"Skyfall" is the first James Bond film that feels like it's actually about something - something other than cars, guns, girls and bombs.
Director Sam Mendes' cerebral resume - "Road to Perdition," "American Beauty," "Revolutionary Road" - suggests he was an unlikely candidate for a film about the world's most famous spy.
But never fear: "Skyfall" is loaded with nail-biting action, plus plenty of the sardonic humor that was all but absent in recent Bond outings.
This film image released by Sony Pictures shows Daniel Craig as James Bond, left, and Judi Dench as MI6 head M, in a scene from the film “Skyfall.”
Yet it's also a film of ideas; and to top it off, "Skyfall" is the most beautifully photographed Bond movie ever.

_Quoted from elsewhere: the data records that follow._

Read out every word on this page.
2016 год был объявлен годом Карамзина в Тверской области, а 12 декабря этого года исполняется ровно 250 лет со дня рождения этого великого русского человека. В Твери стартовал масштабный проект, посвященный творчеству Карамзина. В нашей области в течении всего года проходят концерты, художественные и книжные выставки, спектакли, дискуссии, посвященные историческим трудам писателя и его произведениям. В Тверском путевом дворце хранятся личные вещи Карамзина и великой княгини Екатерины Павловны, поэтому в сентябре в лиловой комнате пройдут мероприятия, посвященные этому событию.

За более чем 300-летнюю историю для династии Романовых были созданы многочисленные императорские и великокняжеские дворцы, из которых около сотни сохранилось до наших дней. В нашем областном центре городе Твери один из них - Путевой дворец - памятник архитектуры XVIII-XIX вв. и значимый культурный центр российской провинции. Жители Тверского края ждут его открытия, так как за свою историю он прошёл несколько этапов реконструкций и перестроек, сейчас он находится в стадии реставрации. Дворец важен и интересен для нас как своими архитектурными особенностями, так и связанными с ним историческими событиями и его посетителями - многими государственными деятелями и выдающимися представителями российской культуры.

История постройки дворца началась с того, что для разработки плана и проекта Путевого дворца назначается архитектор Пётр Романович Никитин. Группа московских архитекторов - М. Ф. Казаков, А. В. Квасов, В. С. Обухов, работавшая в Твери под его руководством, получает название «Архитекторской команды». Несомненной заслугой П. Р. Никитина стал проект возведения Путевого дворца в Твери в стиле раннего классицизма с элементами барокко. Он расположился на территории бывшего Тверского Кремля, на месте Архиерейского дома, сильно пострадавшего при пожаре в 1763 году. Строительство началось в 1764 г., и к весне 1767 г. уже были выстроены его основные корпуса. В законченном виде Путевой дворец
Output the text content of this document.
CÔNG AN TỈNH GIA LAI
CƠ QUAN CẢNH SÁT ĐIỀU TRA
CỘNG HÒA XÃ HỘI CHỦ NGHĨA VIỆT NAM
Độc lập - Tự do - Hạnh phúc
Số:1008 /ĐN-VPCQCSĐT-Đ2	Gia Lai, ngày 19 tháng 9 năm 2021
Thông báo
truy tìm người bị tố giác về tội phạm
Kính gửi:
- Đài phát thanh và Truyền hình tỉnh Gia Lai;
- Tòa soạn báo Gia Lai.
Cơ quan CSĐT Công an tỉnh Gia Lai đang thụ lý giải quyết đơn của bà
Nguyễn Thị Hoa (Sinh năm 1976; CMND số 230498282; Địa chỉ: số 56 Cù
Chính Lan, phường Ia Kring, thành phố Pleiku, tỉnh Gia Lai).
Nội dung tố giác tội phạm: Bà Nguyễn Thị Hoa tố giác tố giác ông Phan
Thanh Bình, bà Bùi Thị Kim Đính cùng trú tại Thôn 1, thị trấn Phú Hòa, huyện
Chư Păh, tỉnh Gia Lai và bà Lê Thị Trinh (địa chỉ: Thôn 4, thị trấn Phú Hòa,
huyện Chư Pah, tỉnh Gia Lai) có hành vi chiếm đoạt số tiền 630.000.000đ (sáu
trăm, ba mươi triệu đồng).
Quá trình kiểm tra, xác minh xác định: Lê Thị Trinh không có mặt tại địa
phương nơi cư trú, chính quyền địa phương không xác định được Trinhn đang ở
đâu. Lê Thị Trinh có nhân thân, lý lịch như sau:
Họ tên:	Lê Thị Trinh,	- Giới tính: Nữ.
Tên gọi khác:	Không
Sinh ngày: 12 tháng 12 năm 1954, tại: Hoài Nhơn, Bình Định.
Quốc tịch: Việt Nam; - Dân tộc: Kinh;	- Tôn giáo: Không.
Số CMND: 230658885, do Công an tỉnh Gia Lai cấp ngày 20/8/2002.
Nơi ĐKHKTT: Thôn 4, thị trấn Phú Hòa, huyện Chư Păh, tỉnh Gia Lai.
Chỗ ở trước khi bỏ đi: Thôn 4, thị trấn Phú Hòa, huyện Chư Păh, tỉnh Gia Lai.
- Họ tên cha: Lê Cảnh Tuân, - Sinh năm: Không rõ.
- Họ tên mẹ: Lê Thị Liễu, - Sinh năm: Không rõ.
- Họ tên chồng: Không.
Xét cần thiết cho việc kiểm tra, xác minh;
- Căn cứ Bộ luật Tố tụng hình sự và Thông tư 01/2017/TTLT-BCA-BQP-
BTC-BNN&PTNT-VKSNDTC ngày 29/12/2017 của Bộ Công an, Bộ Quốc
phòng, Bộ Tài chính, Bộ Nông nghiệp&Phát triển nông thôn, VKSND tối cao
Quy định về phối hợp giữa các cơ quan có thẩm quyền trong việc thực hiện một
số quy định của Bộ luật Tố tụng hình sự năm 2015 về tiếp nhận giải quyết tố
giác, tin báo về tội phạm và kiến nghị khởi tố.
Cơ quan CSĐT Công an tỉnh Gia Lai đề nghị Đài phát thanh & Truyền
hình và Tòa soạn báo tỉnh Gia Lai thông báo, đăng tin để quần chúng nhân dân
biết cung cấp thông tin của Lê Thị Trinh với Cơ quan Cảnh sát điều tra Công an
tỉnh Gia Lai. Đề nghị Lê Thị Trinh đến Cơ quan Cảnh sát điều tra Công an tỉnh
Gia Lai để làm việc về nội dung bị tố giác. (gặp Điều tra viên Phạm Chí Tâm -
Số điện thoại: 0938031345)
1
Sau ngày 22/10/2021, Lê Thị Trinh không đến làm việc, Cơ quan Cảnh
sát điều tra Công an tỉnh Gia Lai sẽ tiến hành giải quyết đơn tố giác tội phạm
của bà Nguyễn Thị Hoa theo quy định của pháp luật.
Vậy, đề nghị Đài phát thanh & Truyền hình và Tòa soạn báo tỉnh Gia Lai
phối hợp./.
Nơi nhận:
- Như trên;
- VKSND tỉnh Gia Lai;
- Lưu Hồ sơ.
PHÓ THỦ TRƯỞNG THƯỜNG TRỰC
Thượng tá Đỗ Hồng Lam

Credit cameraman Roger Deakins, whose 37-year career includes most of the Coen brothers' movies ("True Grit," "No Country for Old Men," "Fargo," among many others).
His work here is stunning, particularly on location in Shanghai, Macau and Scotland; even in the action scenes, there are shots you want to freeze and frame.
The camera's use of mirrors, glass and smoke evokes an atmosphere of shifting surfaces and uncertainties - the world of shadows so often cited in the dialog.
The movie also examines loyalty, as well as the struggle with trauma from the past; at one point, this takes the story to a place this series has never gone - Bond's childhood backstory.
Related to this theme is the oft-questioned relevance of beat-up old dinosaurs like Bond and his boss, M.
"Skyfall" settles that issue in a particularly stirring way, giving Bond only two simple gadgets and then, in the galvanizing climax, stripping him back to a few basic weapons and strategies.
This theme is stirringly played out when M quotes a Tennyson poem about fortitude in the face of waning strength; and it shows up in a number of visual touchstones (an aging warship, Bond's classic car, a seemingly indestructible knick-knack).
Meanwhile, the concurrent theme of resurrection is nicely played out by repeated images of falling and rising - not to mention the movie's title.
"Skyfall's" villain - a former agent who's going after M -- is played with fiendish brilliance by a blond-haired Javier Bardem.
While plenty powerful, Bardem's baddie isn't so much menacing as he is fascinating, particularly in his sexual attraction to Bond; again, it's the first time the series has flirted with a notion like this.
Other support is provided by Ralph Fiennes, Albert Finney and the dazzling Berenice Marlohe, whose raw and tender interchange with Bond is one of many moments that set this well above most films in the franchise.
Daniel Craig, in his third Bond movie, is gutsy and heartfelt, doing plenty of his own stuntwork; and Judi Dench - in her seventh appearance as M - brings to the role a depth that's surprising in a big-budget action film.
In fact, this movie makes more use of M than any other in the series; she even gets to shoot at the bad guys!
"Skyfall" feels at once old-fashioned and brand-new; it's a fitting entry in this endlessly resurrected franchise that is now in its 50th year.